In deze civiele zaak, behandeld door de Rechtbank Amsterdam, vordert eiser, een inwoner van Californië, een veroordeling van gedaagden tot betaling van € 200.000, subsidiair € 100.000, met wettelijke rente. De vordering is gebaseerd op de stelling dat eiser economisch mede-eigenaar zou worden van een woning in Nederland, waar hij ook het recht had om te verblijven. Gedaagden, de eigenaar van de woning en diens echtgenote, betwisten deze afspraken en stellen dat de betaling van € 100.000 door eiser geen lening betrof, maar verband hield met het recht van eiser om in de woning te verblijven.
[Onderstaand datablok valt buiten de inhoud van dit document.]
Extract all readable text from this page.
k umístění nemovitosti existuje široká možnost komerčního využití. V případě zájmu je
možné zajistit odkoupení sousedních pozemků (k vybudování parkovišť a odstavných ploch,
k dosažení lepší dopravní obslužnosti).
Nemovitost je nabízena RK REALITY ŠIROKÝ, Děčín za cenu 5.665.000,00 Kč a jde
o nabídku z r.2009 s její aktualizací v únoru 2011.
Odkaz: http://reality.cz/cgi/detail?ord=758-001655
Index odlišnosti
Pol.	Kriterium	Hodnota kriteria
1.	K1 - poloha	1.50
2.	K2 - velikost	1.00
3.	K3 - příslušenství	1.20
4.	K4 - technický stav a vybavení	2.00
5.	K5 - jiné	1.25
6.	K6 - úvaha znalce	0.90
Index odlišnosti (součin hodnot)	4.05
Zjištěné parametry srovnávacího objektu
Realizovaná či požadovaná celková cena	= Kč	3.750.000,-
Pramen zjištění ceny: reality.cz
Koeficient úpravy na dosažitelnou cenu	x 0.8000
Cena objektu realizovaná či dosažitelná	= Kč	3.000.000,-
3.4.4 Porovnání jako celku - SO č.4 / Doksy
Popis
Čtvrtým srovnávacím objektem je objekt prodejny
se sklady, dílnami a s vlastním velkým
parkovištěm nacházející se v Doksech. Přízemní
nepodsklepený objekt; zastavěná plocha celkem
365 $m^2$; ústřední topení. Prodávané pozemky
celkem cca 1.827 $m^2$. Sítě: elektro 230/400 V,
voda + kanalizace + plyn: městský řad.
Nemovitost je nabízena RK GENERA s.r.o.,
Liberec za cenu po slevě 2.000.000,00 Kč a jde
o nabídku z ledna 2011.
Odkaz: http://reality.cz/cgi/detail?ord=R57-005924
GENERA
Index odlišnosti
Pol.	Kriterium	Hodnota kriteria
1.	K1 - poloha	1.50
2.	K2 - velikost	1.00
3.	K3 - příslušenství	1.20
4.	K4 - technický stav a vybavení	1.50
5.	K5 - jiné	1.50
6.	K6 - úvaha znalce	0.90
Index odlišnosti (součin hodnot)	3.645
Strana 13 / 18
De rechtbank heeft in een tussenvonnis van 29 maart 2023 vastgesteld dat eiser bewijs moet leveren van zijn stelling dat hij recht heeft op de waardestijging van de woning. De rechtbank heeft eiser de gelegenheid gegeven om getuigen te horen en bewijsstukken over te leggen. De zaak is aangehouden voor verdere behandeling, waarbij eiser uiterlijk twee weken voor het getuigenverhoor alle bewijsstukken aan de rechtbank en de wederpartij moet toesturen. De rechtbank heeft de verdere beslissing aangehouden tot het bewijs is geleverd.
De zaak is van belang voor de beoordeling van de rechtsgrond van de betaling en de vraag of eiser recht heeft op een deel van de waardestijging van de woning. De uitkomst van deze procedure kan gevolgen hebben voor de aansprakelijkheid van gedaagden en de schadevergoeding die eiser mogelijk kan vorderen.